Jaishankar’s remark that India would take decisions “you will not like” was aimed squarely at Western audiences. It was a reminder not to expect obedience. Yet the same logic can be applied elsewhere. Moscow, too, is watching uneasily as India trims Russian oil purchases under US pressure. From a Russian perspective, such maneuvering – one might more bluntly call it opportunism – can look like a lack of sovereignty, a willingness to accommodate another power’s interests at one’s own expense.
But this judgment reflects a specifically Russian understanding of sovereignty. Shaped by history, Russia’s conception is rigid and uncompromising, defined by resistance to external influence in almost any form. This approach is increasingly rare in an interconnected world.
India’s understanding, like that of many other states, is different. Sovereignty does not necessarily mean refusing to bend under pressure; it means finding ways to realize one’s interests under less-than-ideal conditions. The core of those interests is internal stability and continued development, priorities that have become even more urgent amid global turbulence.
Domestic cohesion has always mattered. Today, however, interdependence magnifies its importance. Internal unrest now interacts with external shocks, amplifying their destabilizing effects. For most governments, preserving the social and political balance at home takes precedence over abstract principles or ideological consistency.

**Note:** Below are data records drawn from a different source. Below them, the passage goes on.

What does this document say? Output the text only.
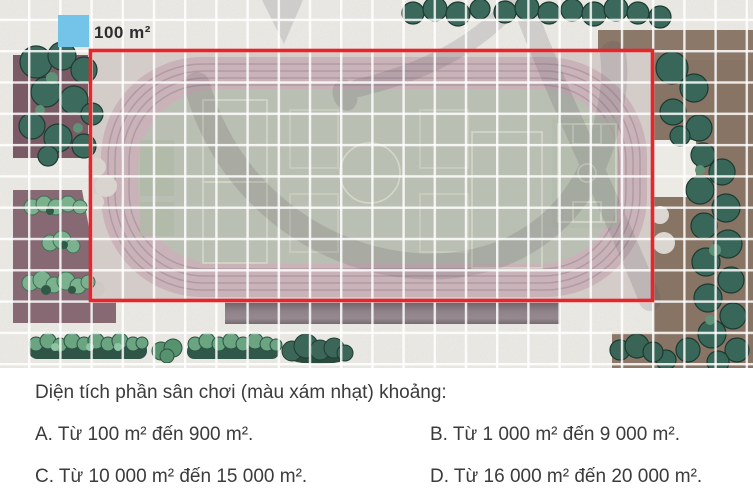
100 m²
Diện tích phần sân chơi (màu xám nhạt) khoảng:
A. Từ 100 m² đến 900 m².	B. Từ 1 000 m² đến 9 000 m².
C. Từ 10 000 m² đến 15 000 m².	D. Từ 16 000 m² đến 20 000 m².
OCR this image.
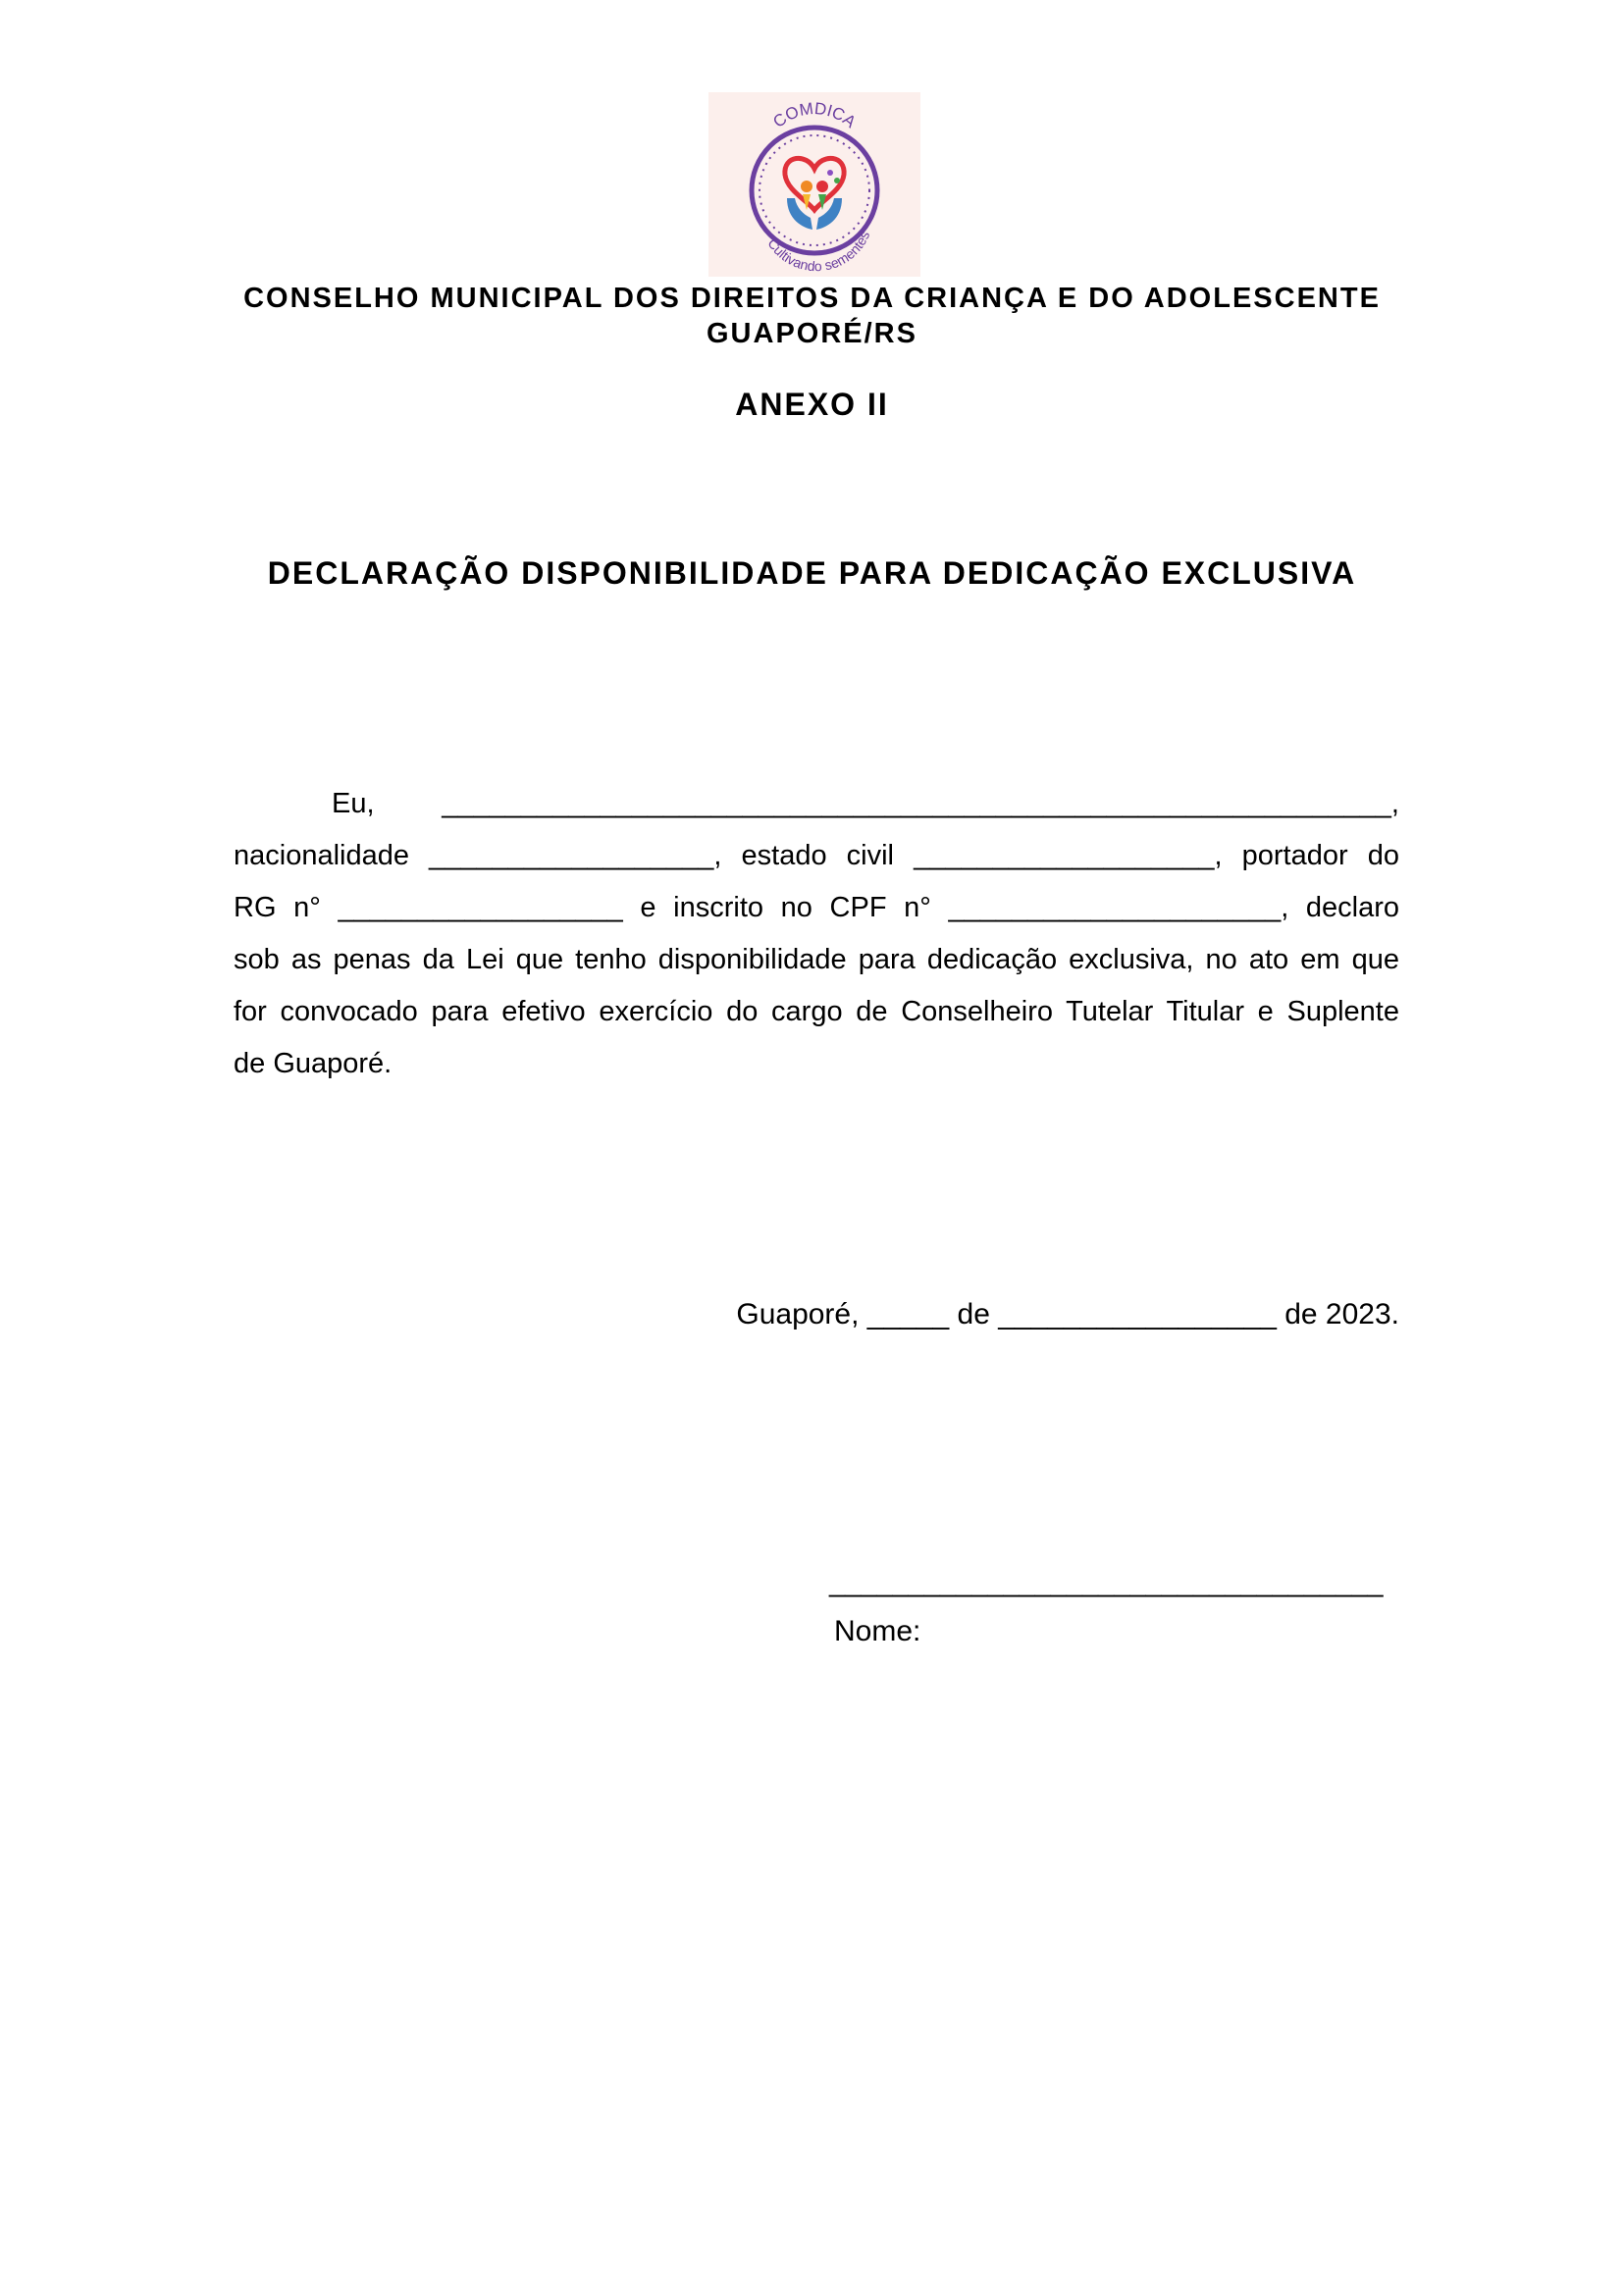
COMDICA
Cultivando sementes
CONSELHO MUNICIPAL DOS DIREITOS DA CRIANÇA E DO ADOLESCENTE
GUAPORÉ/RS
ANEXO II
DECLARAÇÃO DISPONIBILIDADE PARA DEDICAÇÃO EXCLUSIVA
Eu, ____________________________________________________________,
nacionalidade __________________, estado civil ___________________, portador do
RG n° __________________ e inscrito no CPF n° _____________________, declaro
sob as penas da Lei que tenho disponibilidade para dedicação exclusiva, no ato em que
for convocado para efetivo exercício do cargo de Conselheiro Tutelar Titular e Suplente
de Guaporé.
Guaporé, _____ de _________________ de 2023.
___________________________________
Nome:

This is the practical reality of what is often called a multipolar world. Strip away the rhetoric, and it operates according to an old rule, newly repackaged in modern language: look after your own first. The so-called global majority follows precisely this logic. States pursue their interests as they understand them, adjusting to circumstances rather than clinging to dogma.
When dealing with partners, a calm, unsentimental approach is therefore essential. Acting in one’s own interest is not cynicism; it is normal state behavior. Russia must do the same; steadily, confidently, and without illusions. Whether others approve is secondary. What matters is trusting one’s own judgment and acting accordingly.